Hence $||Tf||_\infty\leq ||f||_\infty$. Hence $Tf \in C_b(\mathbb{R})$ and also note $T$ is a linear operator and $||T||\leq 1$.

Let $f_1(x)=1,\forall x \in\mathbb{R}$,then $||f_1||_\infty=1$ and $Tf_1 = f_1$.

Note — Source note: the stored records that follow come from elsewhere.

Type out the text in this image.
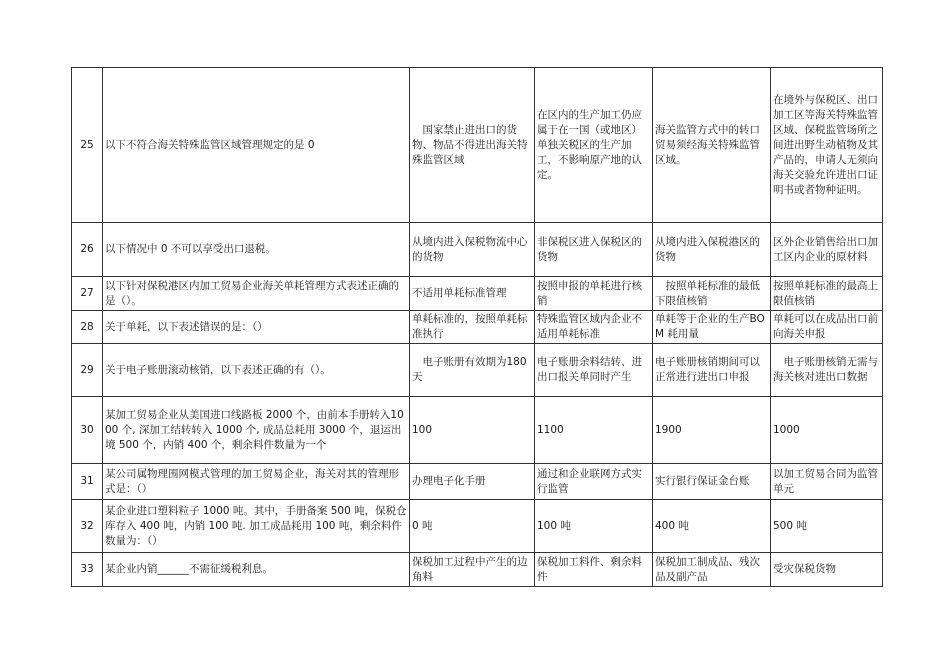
25	以下不符合海关特殊监管区域管理规定的是 0	　国家禁止进出口的货物、物品不得进出海关特殊监管区域	在区内的生产加工仍应属于在一国（或地区）单独关税区的生产加工，不影响原产地的认定。	海关监管方式中的转口贸易须经海关特殊监管区域。	在境外与保税区、出口加工区等海关特殊监管区域、保税监管场所之间进出野生动植物及其产品的，申请人无须向海关交验允许进出口证明书或者物种证明。
26	以下情况中 0 不可以享受出口退税。	从境内进入保税物流中心的货物	非保税区进入保税区的货物	从境内进入保税港区的货物	区外企业销售给出口加工区内企业的原材料
27	以下针对保税港区内加工贸易企业海关单耗管理方式表述正确的是（）。	不适用单耗标准管理	按照申报的单耗进行核销	　按照单耗标准的最低下限值核销	按照单耗标准的最高上限值核销
28	关于单耗，以下表述错误的是：（）	单耗标准的，按照单耗标准执行	特殊监管区域内企业不适用单耗标准	单耗等于企业的生产BOM 耗用量	单耗可以在成品出口前向海关申报
29	关于电子账册滚动核销，以下表述正确的有（）。	　电子账册有效期为180 天	电子账册余料结转、进出口报关单同时产生	电子账册核销期间可以正常进行进出口申报	　电子账册核销无需与海关核对进出口数据
30	某加工贸易企业从美国进口线路板 2000 个，由前本手册转入1000 个, 深加工结转转入 1000 个, 成品总耗用 3000 个，退运出境 500 个，内销 400 个，剩余料件数量为一个	100	1100	1900	1000
31	某公司属物理围网模式管理的加工贸易企业，海关对其的管理形式是：（）	办理电子化手册	通过和企业联网方式实行监管	实行银行保证金台账	以加工贸易合同为监管单元
32	某企业进口塑料粒子 1000 吨。其中，手册备案 500 吨，保税仓库存入 400 吨，内销 100 吨. 加工成品耗用 100 吨，剩余料件数量为：（）	0 吨	100 吨	400 吨	500 吨
33	某企业内销______不需征缓税利息。	保税加工过程中产生的边角料	保税加工料件、剩余料件	保税加工制成品、残次品及副产品	受灾保税货物
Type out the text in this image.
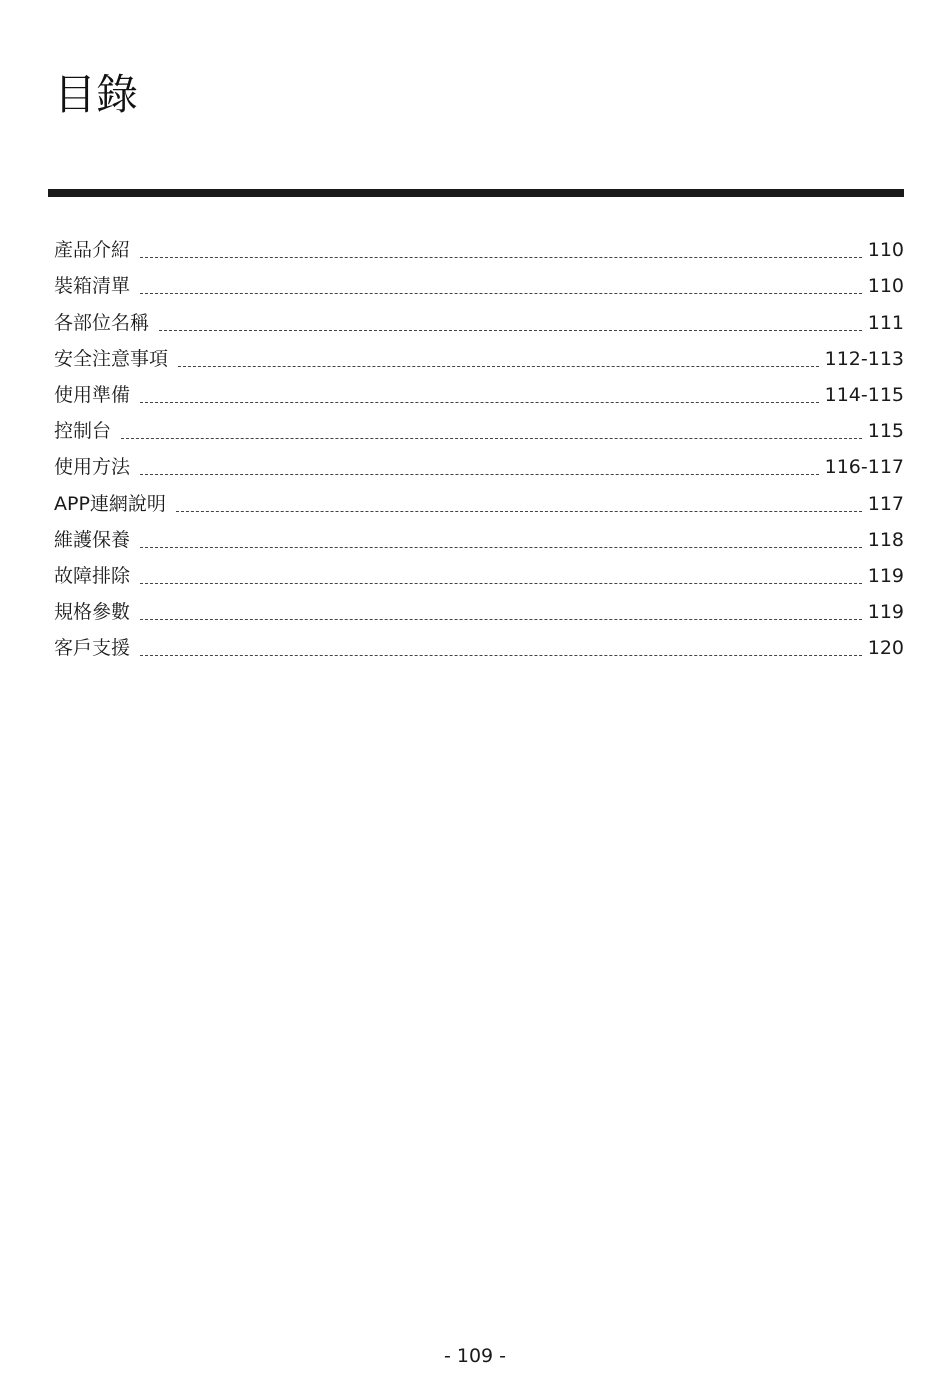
目錄
產品介紹	110
裝箱清單	110
各部位名稱	111
安全注意事項	112-113
使用準備	114-115
控制台	115
使用方法	116-117
APP連網說明	117
維護保養	118
故障排除	119
規格參數	119
客戶支援	120
- 109 -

Then $(Kf)(x) = f_1(x) + (Tf)(x)$. If $f\in C_b(\mathbb{R})$ is a solution of the integral equation, then $$f =f_1 +Tf \implies f =f_1 +T(f_1 +Tf)=f_1 +Tf_1 +T^2f$$

Inductively, we find $$f =f_1 +Tf_1 +\cdots+T^{n−1}f_1 +T^nf =nf_1 +T^nf,\forall n\in\mathbb{N}$$

Also, inductively, we can prove that $$||T^nf||_\infty \leq ||T||||T^{n-1}f||_\infty \leq ||T||^n||f||_\infty\leq ||f||_\infty, \forall n\in\mathbb{N}$$ So $n = ||nf_1||_\infty=||f-T^nf||_\infty \leq ||f||_\infty+||T^nf||_\infty \leq 2||f||_\infty,\forall n\in\mathbb{N}$, which leads to a contradiction that $f\in C_b(\mathbb{R})$. Therefore this integral equation has no solution on $ C_b(\mathbb{R})$.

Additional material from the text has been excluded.